Ben je de vijftig gepasseerd, dan klinkt het je vast bekend in de oren: watergruwel. Zo’n klassiek toetje dat bij oma vaak op tafel kwam, meestal op zondag of na een stevige hap. De naam klinkt wat vreemd, maar wie het ooit proefde weet dat het juist een verrassend fris en zoet nagerecht is.
Wat is watergruwel precies?
krentjebrij is een oudere Hollandse klassieker. Het is een soort pap die je maakt van gort, rode limonadesiroop (vaak bessensap of siroop van rode vruchten) en gedroogde vruchten zoals rozijnen of krenten.

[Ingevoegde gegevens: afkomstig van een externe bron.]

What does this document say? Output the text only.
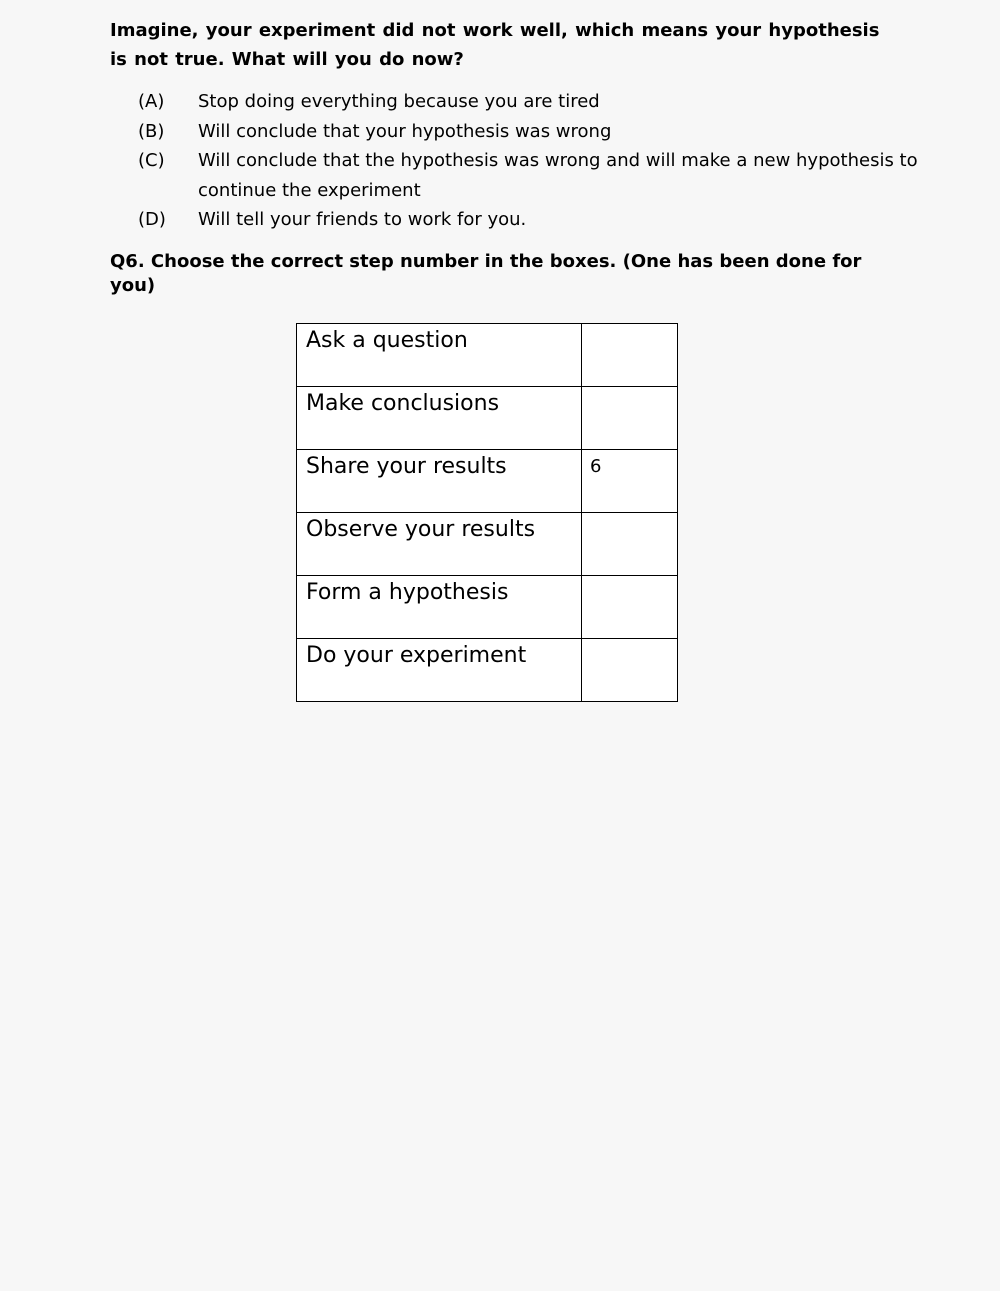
Imagine, your experiment did not work well, which means your hypothesis is not true. What will you do now?
(A)	Stop doing everything because you are tired
(B)	Will conclude that your hypothesis was wrong
(C)	Will conclude that the hypothesis was wrong and will make a new hypothesis to continue the experiment
(D)	Will tell your friends to work for you.
Q6. Choose the correct step number in the boxes. (One has been done for you)
Ask a question	
Make conclusions	
Share your results	6
Observe your results	
Form a hypothesis	
Do your experiment	
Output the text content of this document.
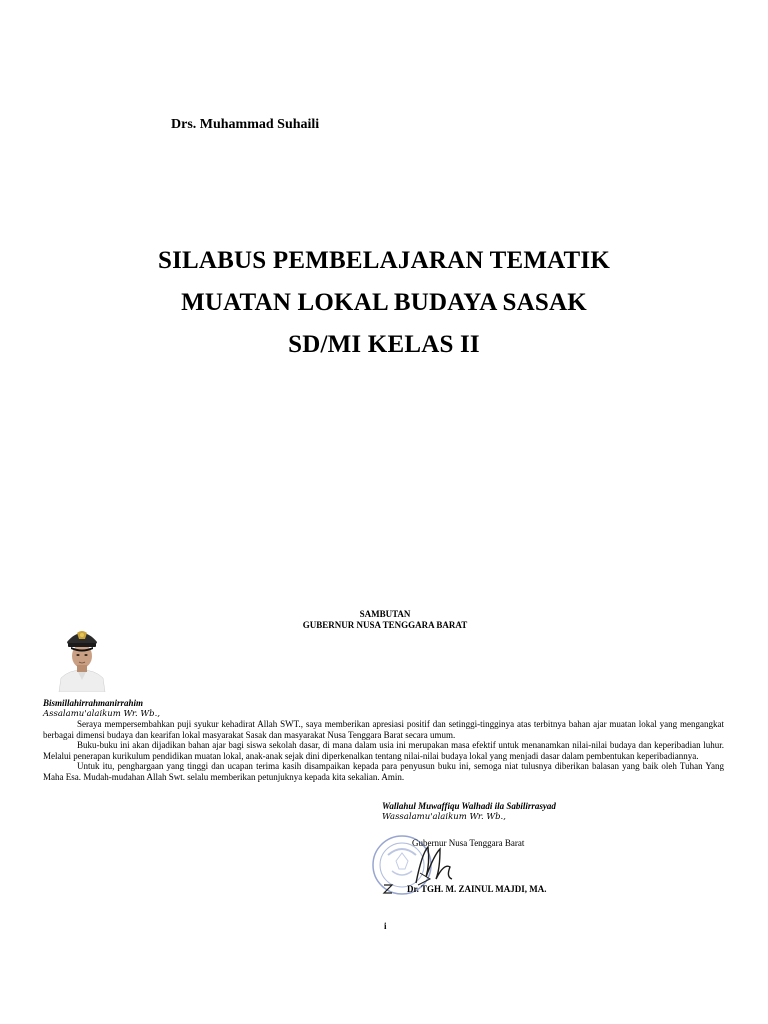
Drs. Muhammad Suhaili
SILABUS PEMBELAJARAN TEMATIK
MUATAN LOKAL BUDAYA SASAK
SD/MI KELAS II
SAMBUTAN
GUBERNUR NUSA TENGGARA BARAT
Bismillahirrahmanirrahim
Assalamu'alaikum Wr. Wb.,

Seraya mempersembahkan puji syukur kehadirat Allah SWT., saya memberikan apresiasi positif dan setinggi-tingginya atas terbitnya bahan ajar muatan lokal yang mengangkat berbagai dimensi budaya dan kearifan lokal masyarakat Sasak dan masyarakat Nusa Tenggara Barat secara umum.

Buku-buku ini akan dijadikan bahan ajar bagi siswa sekolah dasar, di mana dalam usia ini merupakan masa efektif untuk menanamkan nilai-nilai budaya dan keperibadian luhur. Melalui penerapan kurikulum pendidikan muatan lokal, anak-anak sejak dini diperkenalkan tentang nilai-nilai budaya lokal yang menjadi dasar dalam pembentukan keperibadiannya.

Untuk itu, penghargaan yang tinggi dan ucapan terima kasih disampaikan kepada para penyusun buku ini, semoga niat tulusnya diberikan balasan yang baik oleh Tuhan Yang Maha Esa. Mudah-mudahan Allah Swt. selalu memberikan petunjuknya kepada kita sekalian. Amin.

Wallahul Muwaffiqu Walhadi ila Sabilirrasyad
Wassalamu'alaikum Wr. Wb.,
Gubernur Nusa Tenggara Barat
Dr. TGH. M. ZAINUL MAJDI, MA.
i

Daaruit ontstaat een dikke, fruitige brij met een licht frisse zuurtje, die je zowel koud als warm kunt eten. Ondanks de wat onhandige naam heeft watergruwel niets met “gruwel” te maken – het woord stamt waarschijnlijk af van het Oudnederlandse gruul, wat pap of brij betekent.
Eten uit een tijd van eenvoud
Vroeger was watergruwel populair, vooral op het platteland. Je maakte het van simpele, betaalbare spullen die bijna iedereen in huis had. Gort – gepelde gerst – was in de negentiende en vroege twintigste eeuw heel gangbaar. Met zoet bessensap en rozijnen erbij werd het een echte traktatie.
Toen suiker nog kostbaar was, werd er vaak alleen wat stroop of honing doorheen gedaan. Later, met bessensap uit de fles, kreeg het zijn kenmerkende dieprode kleur.

Zo maak je watergruwel
Het kost even tijd, maar moeilijk is het niet. Eerst kook je de gort rustig gaar in water met een snuf zout. Daarna gaan de rozijnen, krenten en bessensap erbij. De pap dikt in en krijgt een diepe roodpaarse kleur. Als het goed is, glanst de brij licht en ruikt het heerlijk naar fruit.
Je kunt het warm eten, maar veel mensen laten het afkoelen. Koude watergruwel is stevig, fris en ideaal op een zomerse dag. Een toefje slagroom of een scheutje melk maakt het extra lekker.
Waarom het uit beeld verdween
In de moderne keuken kom je watergruwel nog maar weinig tegen. Jongere generaties kiezen sneller voor yoghurt, ijs of kant-en-klare toetjes. Thuis wordt het zelden gemaakt, al kom je het soms nog tegen op streekmarkten of bij traditionele eetgelegenheden.
Toch zien steeds meer mensen het weer als nostalgisch comfortfood. Op sociale media zie je steeds vaker filmpjes van mensen die het recept van hun oma opnieuw maken. En wie het proeft, snapt meteen waarom: het is simpel, betaalbaar en verrassend smakelijk.
Een toetje met karakter
De charme van watergruwel zit ’m in de eenvoud. Geen chique dessert, maar iets huiselijks. Het roept beelden op van emaille pannen, houten lepels en dampende kommen op het fornuis.
Het is bovendien een vorm van duurzaam koken avant la lettre: gemaakt met houdbare ingrediënten en restjes, zonder verspilling.
Wat die naam eigenlijk zegt
De naam “watergruwel” klinkt voor veel mensen afschrikwekkend, maar dat is nergens voor nodig. Ooit betekende “gruul” gewoon “pap”. Door taalverandering bleef “gruwel” hangen en kreeg het een onbedoeld enge bijklank. In werkelijkheid is het allesbehalve eng – juist zacht, fruitig en troostend.
Een schep Hollandse nostalgie in een kom
Watergruwel is meer dan een oud recept. Het is een stukje Nederlandse eetcultuur dat herinnert aan een tijd waarin eenvoud normaal was en smaak niet uit een potje kwam.
Krijg je de kans, maak het dan eens. Een kommetje watergruwel brengt je in één hap terug naar oma’s keuken, waar de geur van bessensap en kaneel lang bleef hangen.